Think Emmanuel Macron has problems? Wait until the French find out about the existential threat to camembert

Camembert cheese

News so grave for France I can’t quite understand how it hasn’t provoked a general strike of its own: camembert is facing extinction.

The French Centre for Scientific Research has reported that the fungus required to make the cheese – Penicillium camemberti – are dangerously lacking in genetic diversity. This is because industrial cheesemaking has become dependent on one strain, rather than using the vigorous, multicoloured fungus of the past. Until the 1950s, camemberts had grey, green and orangey mould, apparently (I feel a bit queasy thinking about it), but the food industry wanted camembert white and velvety. If I understand correctly, the albino fungus it selected aren’t able to reproduce with other strains. Now, mutations mean the fungus is also losing the ability to reproduce asexually, putting the whole stinking enterprise at risk.

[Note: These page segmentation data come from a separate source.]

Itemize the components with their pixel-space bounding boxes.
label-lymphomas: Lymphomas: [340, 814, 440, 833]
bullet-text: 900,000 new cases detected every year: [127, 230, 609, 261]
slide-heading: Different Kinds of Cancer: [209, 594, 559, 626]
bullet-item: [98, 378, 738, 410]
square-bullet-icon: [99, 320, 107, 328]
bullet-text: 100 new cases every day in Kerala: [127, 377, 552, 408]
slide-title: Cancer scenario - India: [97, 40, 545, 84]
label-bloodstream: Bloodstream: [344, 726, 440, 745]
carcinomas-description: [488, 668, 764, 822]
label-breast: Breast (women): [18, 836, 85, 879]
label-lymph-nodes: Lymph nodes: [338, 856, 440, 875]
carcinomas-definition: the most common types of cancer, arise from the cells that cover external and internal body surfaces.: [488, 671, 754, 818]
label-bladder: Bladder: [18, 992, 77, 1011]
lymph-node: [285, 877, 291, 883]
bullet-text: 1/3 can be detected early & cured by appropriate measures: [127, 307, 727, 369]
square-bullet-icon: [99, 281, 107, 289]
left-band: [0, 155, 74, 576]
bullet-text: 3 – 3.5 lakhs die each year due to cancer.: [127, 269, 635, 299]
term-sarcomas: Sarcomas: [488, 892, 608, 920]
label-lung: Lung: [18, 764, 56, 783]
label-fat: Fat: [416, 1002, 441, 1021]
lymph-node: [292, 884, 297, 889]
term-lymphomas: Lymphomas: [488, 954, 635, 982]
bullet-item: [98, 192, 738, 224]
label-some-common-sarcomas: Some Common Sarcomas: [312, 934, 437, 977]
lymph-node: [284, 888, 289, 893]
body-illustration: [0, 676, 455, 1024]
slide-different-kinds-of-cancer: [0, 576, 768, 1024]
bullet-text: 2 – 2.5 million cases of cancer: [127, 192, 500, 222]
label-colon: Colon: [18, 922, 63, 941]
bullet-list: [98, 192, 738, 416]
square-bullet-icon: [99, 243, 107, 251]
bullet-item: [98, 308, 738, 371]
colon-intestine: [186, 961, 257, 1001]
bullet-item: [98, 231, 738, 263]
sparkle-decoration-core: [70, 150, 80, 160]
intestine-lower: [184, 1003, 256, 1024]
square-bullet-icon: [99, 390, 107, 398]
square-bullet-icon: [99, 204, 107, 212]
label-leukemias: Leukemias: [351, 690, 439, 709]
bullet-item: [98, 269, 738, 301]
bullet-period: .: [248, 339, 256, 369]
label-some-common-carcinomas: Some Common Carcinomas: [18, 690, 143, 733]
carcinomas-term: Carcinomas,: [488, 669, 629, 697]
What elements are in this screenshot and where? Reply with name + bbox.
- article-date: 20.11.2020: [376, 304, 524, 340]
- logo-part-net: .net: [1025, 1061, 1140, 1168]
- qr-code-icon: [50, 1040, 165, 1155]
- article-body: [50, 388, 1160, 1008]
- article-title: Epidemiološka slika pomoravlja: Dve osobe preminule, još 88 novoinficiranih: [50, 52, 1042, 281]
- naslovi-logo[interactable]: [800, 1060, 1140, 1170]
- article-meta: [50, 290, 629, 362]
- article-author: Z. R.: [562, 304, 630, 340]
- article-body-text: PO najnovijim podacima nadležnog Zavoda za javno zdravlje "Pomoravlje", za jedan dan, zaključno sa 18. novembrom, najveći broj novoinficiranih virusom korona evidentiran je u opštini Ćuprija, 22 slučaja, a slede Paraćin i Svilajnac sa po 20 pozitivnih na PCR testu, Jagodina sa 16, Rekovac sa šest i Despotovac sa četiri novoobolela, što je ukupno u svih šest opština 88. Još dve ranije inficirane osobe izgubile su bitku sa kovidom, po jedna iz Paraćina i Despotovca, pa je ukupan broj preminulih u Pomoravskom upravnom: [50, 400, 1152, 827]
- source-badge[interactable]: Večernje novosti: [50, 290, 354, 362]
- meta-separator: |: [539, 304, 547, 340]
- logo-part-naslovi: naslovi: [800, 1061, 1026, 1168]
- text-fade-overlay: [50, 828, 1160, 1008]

It’s not just camembert; roquefort faces an equivalent threat. A similar cheese, bleu de termignon has sufficiently closely related fungus that could help reinvigorate roquefort, but there’s no solution in sight for camembert, Normandy’s most precious export.

Why isn’t Paris burning? I don’t care, really – I hate camembert, always have, and will happily dance on its grave (in full PPE) – but the news landed hard with my Norman husband. Camembert is a religion there: his grandparents ate it for breakfast, dipped in their morning coffee; le claquos (its pet name) reigns over every family meal. Exiled from the real stuff here in the UK, he pokes supermarket camemberts gloomily, judging its maturity and odour and invariably finding it wanting. Faced with this news, he ran a full Kübler-Ross scale, from denial – “C’est fake news, camembert cannot die” – to depression: “It’s the end of the world.” He hasn’t reached acceptance, yet, but is profoundly questioning his life’s purpose: “Should my new mission be to save camembert?” he messaged me this week.

If my husband doesn’t, I think Emmanuel Macron, who continues to be about as popular as a Babybel on a Normandy cheeseboard, should. He could do worse than throwing €1bn and a pretentiously named institute at this problem; it’s a better – and surely more popular – move than courting far-right voters and defending Gérard Depardieu.

• This article was amended on 5 February 2024. An earlier version said that bacteria was needed to make camembert instead of fungus.